A Jewish Framework

Posted on April 13, 2017
We’re hiring a Spiritual Counselor/Rabbi in Residence!

As I’ve been working on the position description for our Spiritual Counselor / Rabbi in Residence role, many people have asked me to further explain what makes our program distinctly Jewish.  Outside of being kosher and Shabbat-observant, how do we integrate Judaism throughout the treatment process?

The challenge posed by this question is that the clinical intervention, wilderness experience, and Jewish curriculum are not independent elements.  Rather, a Jewish framework is used to explore therapeutic concepts, and the wilderness and group environment provide the opportunity for experiential application of those ideas.  Today, I want to use this blog to better help you, the reader, understand how Judaism provides a framework for a student’s progression through the program.

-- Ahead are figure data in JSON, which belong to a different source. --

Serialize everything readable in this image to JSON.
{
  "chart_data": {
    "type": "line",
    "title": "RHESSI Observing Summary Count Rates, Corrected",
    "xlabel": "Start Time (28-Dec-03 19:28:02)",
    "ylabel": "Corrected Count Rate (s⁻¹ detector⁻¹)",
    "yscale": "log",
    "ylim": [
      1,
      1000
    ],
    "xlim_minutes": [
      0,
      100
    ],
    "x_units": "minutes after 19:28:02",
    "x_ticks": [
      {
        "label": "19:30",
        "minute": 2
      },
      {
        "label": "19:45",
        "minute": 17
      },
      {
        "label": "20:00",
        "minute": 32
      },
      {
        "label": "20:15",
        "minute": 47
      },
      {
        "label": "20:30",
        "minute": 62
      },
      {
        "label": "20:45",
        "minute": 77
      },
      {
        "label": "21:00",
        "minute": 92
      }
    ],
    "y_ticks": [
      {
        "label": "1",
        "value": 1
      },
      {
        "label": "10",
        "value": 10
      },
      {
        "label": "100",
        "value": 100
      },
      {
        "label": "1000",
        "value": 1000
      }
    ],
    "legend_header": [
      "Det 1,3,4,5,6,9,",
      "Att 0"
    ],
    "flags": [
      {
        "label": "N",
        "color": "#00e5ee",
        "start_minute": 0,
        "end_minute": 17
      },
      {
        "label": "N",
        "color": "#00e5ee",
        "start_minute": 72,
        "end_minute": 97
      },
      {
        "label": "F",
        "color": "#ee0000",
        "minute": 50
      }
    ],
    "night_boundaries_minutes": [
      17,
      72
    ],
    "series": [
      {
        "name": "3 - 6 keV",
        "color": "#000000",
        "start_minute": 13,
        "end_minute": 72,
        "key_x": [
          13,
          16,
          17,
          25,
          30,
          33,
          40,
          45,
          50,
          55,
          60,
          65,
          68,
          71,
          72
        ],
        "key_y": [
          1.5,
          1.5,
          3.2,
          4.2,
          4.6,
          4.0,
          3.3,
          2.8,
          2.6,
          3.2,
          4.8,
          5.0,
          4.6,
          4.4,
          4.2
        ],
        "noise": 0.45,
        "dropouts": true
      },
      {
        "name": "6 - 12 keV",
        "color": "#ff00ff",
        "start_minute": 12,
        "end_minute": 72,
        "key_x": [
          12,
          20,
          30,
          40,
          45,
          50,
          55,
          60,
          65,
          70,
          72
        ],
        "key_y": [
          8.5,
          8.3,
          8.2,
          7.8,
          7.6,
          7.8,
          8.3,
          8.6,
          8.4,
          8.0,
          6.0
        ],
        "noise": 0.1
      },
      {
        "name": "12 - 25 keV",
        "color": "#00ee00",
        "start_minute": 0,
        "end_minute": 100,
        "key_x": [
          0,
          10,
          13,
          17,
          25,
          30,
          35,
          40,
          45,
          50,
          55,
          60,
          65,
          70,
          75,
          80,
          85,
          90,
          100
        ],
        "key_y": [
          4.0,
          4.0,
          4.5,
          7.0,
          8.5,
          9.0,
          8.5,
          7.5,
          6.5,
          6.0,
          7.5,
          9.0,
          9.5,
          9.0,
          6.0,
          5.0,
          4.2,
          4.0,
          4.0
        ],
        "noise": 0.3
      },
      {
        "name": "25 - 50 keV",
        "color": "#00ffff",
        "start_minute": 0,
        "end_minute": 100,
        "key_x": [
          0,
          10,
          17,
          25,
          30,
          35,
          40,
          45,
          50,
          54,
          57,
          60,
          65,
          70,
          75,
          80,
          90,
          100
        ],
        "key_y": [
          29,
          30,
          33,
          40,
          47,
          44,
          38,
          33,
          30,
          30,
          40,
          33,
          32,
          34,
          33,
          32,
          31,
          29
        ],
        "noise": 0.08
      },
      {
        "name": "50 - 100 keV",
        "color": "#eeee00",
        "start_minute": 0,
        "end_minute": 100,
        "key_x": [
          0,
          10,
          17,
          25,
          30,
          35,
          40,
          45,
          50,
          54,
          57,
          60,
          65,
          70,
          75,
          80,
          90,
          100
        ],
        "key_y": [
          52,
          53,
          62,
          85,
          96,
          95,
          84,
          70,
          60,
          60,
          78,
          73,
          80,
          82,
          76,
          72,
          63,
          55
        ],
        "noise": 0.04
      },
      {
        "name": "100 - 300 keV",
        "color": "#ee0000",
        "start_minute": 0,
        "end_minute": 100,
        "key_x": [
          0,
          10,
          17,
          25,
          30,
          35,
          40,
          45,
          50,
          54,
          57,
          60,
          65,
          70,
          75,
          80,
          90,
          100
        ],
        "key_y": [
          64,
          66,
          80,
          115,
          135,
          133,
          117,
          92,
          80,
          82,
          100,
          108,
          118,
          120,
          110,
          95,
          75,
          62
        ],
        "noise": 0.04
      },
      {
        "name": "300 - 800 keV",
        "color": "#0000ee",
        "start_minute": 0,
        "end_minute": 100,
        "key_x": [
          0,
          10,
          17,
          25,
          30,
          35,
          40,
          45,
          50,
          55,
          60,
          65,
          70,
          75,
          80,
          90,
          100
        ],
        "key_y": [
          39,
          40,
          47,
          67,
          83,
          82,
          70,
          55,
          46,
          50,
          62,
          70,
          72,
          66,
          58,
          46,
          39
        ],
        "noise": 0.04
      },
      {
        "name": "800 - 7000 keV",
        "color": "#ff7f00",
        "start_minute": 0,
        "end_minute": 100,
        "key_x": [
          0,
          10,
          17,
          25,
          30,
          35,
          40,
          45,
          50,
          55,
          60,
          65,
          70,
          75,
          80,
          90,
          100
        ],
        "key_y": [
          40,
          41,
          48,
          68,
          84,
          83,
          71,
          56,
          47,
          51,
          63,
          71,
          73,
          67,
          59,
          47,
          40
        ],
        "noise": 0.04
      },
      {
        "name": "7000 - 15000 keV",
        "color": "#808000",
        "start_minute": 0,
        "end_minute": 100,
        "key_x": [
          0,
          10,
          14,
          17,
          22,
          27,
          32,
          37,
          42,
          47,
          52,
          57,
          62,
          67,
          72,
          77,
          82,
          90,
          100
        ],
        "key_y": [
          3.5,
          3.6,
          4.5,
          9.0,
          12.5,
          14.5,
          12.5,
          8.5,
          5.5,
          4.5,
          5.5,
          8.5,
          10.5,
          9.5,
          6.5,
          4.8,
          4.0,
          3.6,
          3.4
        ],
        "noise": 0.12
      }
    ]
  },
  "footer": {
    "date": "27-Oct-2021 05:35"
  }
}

Phase 1: Kavanah -כונה – Intention

Setting Intentions

Kavanah literally means intention.  In Judaism, it is most often used when discussing the purposefulness a person brings to prayer.  At BaMidbar, our program begins with a focus on kavanah.  To truly make the most of the BaMidbar experience, students must understand why they are in the program, what they want to get from it, and which part of themselves they are bringing to the process. Curriculum topics include: self-reflection, goal setting, mindfulness, tefillah

Phase 2: Yirah – יראה – Fear and Awe

Overcoming Fears and Inspiring Awe

Yirah, often translated as fear, also means awe.  Our students will explore fear and awe in the context of a safe environment and supportive community.  They will explore their fears and the role those fears play in daily living.  From this, they will build tools to better transform the visceral state of fear into reflective, spiritual opportunities for growth. Curriculum topics include: emotional recognition, positive emotional expression, overcoming adversity, Heschel’s concept of radical amazement, building self-efficacy and resilience

Phase 3: Lelechet -ללכת- The Process

Getting from Point A to Point B

Lelechet, which literally means to walk, can also be seen as a process.  In my lastblog post, I mentioned that resilience is not some magical trait that’s determined at birth.  It is a learned ability that takes time and practice.  Our processes – the structures and habits we have in place – play a strong role in building resilience and keeping us moving in our intended direction.  It’s not enough to know where we want to go; we also must have an idea of how we want to get there.  Curriculum topics include: 12 Steps in Jewish framework, mindfulness and meditation, relapse prevention strategies, positive coping skills

Phase 4: Ahava – אהבה – Love

Caring and Compassionate Relationships

The Hebrew word for love, ahava, shares a root with both ahav, to nurture, andy’hav, to give.  Through the lens of ahava, students will explore the multifaceted nature of our relationships and what it means to love the self and to have caring and compassionate relationships with others.  They will apply this concept to better understand family dynamics and one’s relationship with the self and others.  Curriculum topics include: conflict management, family dynamics, communication, active listening, trust, self-confidence, self-care, decreasing shame and stigma

Phase 5: Kehilla -קהילה – Community

Social Support Structures

In Judaism, community is not a luxury; it’s a necessity.  So much in Jewish life requires a minyan – a gathering of ten Jewish adults – because in Judaism it’s understood that it is not good for one to be alone. Both joy and sorrow are meant to be shared.  Through a focus on kehilla, students will explore the role of the peer group in mental wellness as well as strategies for building and sustaining positive social supports. Curriculum topics include: peer relationships, support structures, healthy activities and outlets, aftercare planning, leadership skills, independence/interdependence

Phase 6: Avodah – עבודה – Work and Service

Becoming a Contributing Member of Your Community

BaMidbar’s program will close with a focus on service to others and the community.  Students will explore what it means to them to be a contributing member of their community, working with their therapist and family on transition plans.  Social action will be explored through a Jewish framework, including the connection between social action and whole health wellness.  Curriculum topics include: transition planning and preparation, career and academic goal setting, civic engagement, tikkun olam, leadership skills, values-based actions, autonomy

We need you to help us build this curriculum to its full potential!  

While I have a love for the wisdom Judaism can bring to any situation and a passion for experiential, outdoor learning, I cannot create this curriculum alone.  To aid in this endeavor, we are hiring a Spiritual Counselor / Rabbi in Residence.  Please share the position description through your networks. Contact me if you are interested in helping BaMidbar develop this curriculum in a formal or informal capacity!  We are also hiring a Clinical Director, and appreciate you sharing the position description through your networks.

*Note: In 2010, Rabbi Sarah Shulman, Camp Director of Ramah in Northern California first explored some of these concepts in the curriculum she developed for Ramah in the Rockies’ inaugural summer.  Her curriculum focused on Yirah, Lelechet, Kehilla, and Avodah, and inspired the above curriculum outline.